In a letter to the CEO of the Rome, Italy-based tech startup Paolo Dobrowolny, Herrera cited a provision in San Francisco's police code that prohibits people and companies from buying, selling or leasing public on-street parking and mandates fees up to $300 to drivers who violate the law, the AP reported.
Herrera has given Monkey Parking until July 11 to shut down its operations in San Francisco or possibly face a lawsuit under California's Unfair Competition Law, according to the AP. Herrera added that besides the violations, Monkey's app encourages drivers to unsafely use their mobile devices and engage in online parking bidding wars while behind the wheel.
Parking in San Francisco has long been known as a driver's worst nightmare.

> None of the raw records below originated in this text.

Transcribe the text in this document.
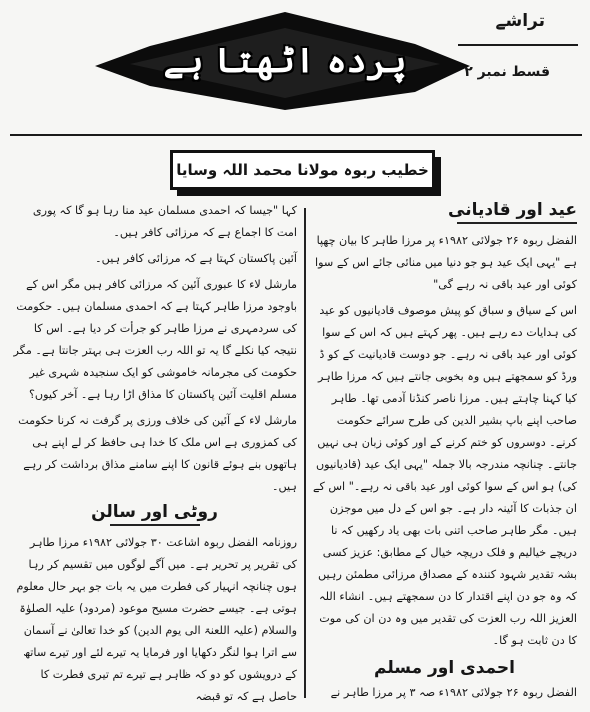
پردہ اٹھتا ہے
تراشے
قسط نمبر ۲
خطیب ربوہ مولانا محمد اللہ وسایا
عید اور قادیانی

الفضل ربوہ ۲۶ جولائی ۱۹۸۲ء پر مرزا طاہر کا بیان چھپا ہے "یہی ایک عید ہو جو دنیا میں منائی جائے اس کے سوا کوئی اور عید باقی نہ رہے گی"

اس کے سیاق و سباق کو پیش موصوف قادیانیوں کو عید کی ہدایات دے رہے ہیں۔ پھر کہتے ہیں کہ اس کے سوا کوئی اور عید باقی نہ رہے۔ جو دوست قادیانیت کے کو ڈ ورڈ کو سمجھتے ہیں وہ بخوبی جانتے ہیں کہ مرزا طاہر کیا کہنا چاہتے ہیں۔ مرزا ناصر کنڈنا آدمی تھا۔ طاہر صاحب اپنے باپ بشیر الدین کی طرح سرائے حکومت کرنے۔ دوسروں کو ختم کرنے کے اور کوئی زبان ہی نہیں جانتے۔ چنانچہ مندرجہ بالا جملہ "یہی ایک عید (قادیانیوں کی) ہو اس کے سوا کوئی اور عید باقی نہ رہے۔" اس کے ان جذبات کا آئینہ دار ہے۔ جو اس کے دل میں موجزن ہیں۔ مگر طاہر صاحب اتنی بات بھی یاد رکھیں کہ نا دریچے خیالیم و فلک دریچہ خیال کے مطابق: عزیز کسی بشہ تقدیر شہود کنندہ کے مصداق مرزائی مطمئن رہیں کہ وہ جو دن اپنے اقتدار کا دن سمجھتے ہیں۔ انشاء اللہ العزیز اللہ رب العزت کی تقدیر میں وہ دن ان کی موت کا دن ثابت ہو گا۔

احمدی اور مسلم
الفضل ربوہ ۲۶ جولائی ۱۹۸۲ء صہ ۳ پر مرزا طاہر نے

کہا "جیسا کہ احمدی مسلمان عید منا رہا ہو گا کہ پوری امت کا اجماع ہے کہ مرزائی کافر ہیں۔

آئین پاکستان کہتا ہے کہ مرزائی کافر ہیں۔

مارشل لاء کا عبوری آئین کہ مرزائی کافر ہیں مگر اس کے باوجود مرزا طاہر کہتا ہے کہ احمدی مسلمان ہیں۔ حکومت کی سردمہری نے مرزا طاہر کو جرأت کر دیا ہے۔ اس کا نتیجہ کیا نکلے گا یہ تو اللہ رب العزت ہی بہتر جانتا ہے۔ مگر حکومت کی مجرمانہ خاموشی کو ایک سنجیدہ شہری غیر مسلم اقلیت آئین پاکستان کا مذاق اڑا رہا ہے۔ آخر کیوں؟

مارشل لاء کے آئین کی خلاف ورزی پر گرفت نہ کرنا حکومت کی کمزوری ہے اس ملک کا خدا ہی حافظ کر لے اپنے ہی ہاتھوں بنے ہوئے قانون کا اپنے سامنے مذاق برداشت کر رہے ہیں۔

روٹی اور سالن

روزنامہ الفضل ربوہ اشاعت ۳۰ جولائی ۱۹۸۲ء مرزا طاہر کی تقریر پر تحریر ہے۔ میں آگے لوگوں میں تقسیم کر رہا ہوں چنانچہ انہیار کی فطرت میں یہ بات جو بہر حال معلوم ہوتی ہے۔ جیسے حضرت مسیح موعود (مردود) علیہ الصلوٰۃ والسلام (علیہ اللعنۃ الی یوم الدین) کو خدا تعالیٰ نے آسمان سے اترا ہوا لنگر دکھایا اور فرمایا یہ تیرے لئے اور تیرے ساتھ کے درویشوں کو دو کہ ظاہر ہے تیرے تم تیری فطرت کا حاصل ہے کہ تو قبضہ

A recent San Francisco Municipal Transportation Agency parking census reported that the city has 440,000 parking spots available, but only 275,000 of those are street parking, the AP reported.
"As a general principle, we believe that a new company providing value to people should be regulated and not banned," Dobrowolny wrote, the AP reported. "This applies also to companies like Airbnb, Uber and Lyft that are continuously facing difficulties while delivering something that makes users happy. Regulation is fundamental in driving innovation, while banning is just stopping it."
The city attorney's warning to Monkey comes about a month after his office started investigating the startup, which began its San Francisco operations in April, according to the AP.
"Technology has given rise to many laudable innovations in how we live and work - and Monkey Parking is not one of them. It's illegal, it puts drivers on the hook for $300 fines, and it creates a predatory private market for public parking spaces that San Franciscans will not tolerate," Herrera said in a written statement, the AP reported.
"People are free to rent out their own private driveways and garage spaces should they choose to do so. But we will not abide businesses that hold hostage on-street public parking spots for their own private profit," he added.
Two other tech companies, Sweetch and ParkModo, parking apps that Herrera said also violate city and state law, will receive similar cease-and-desist warnings later this week, according to the AP.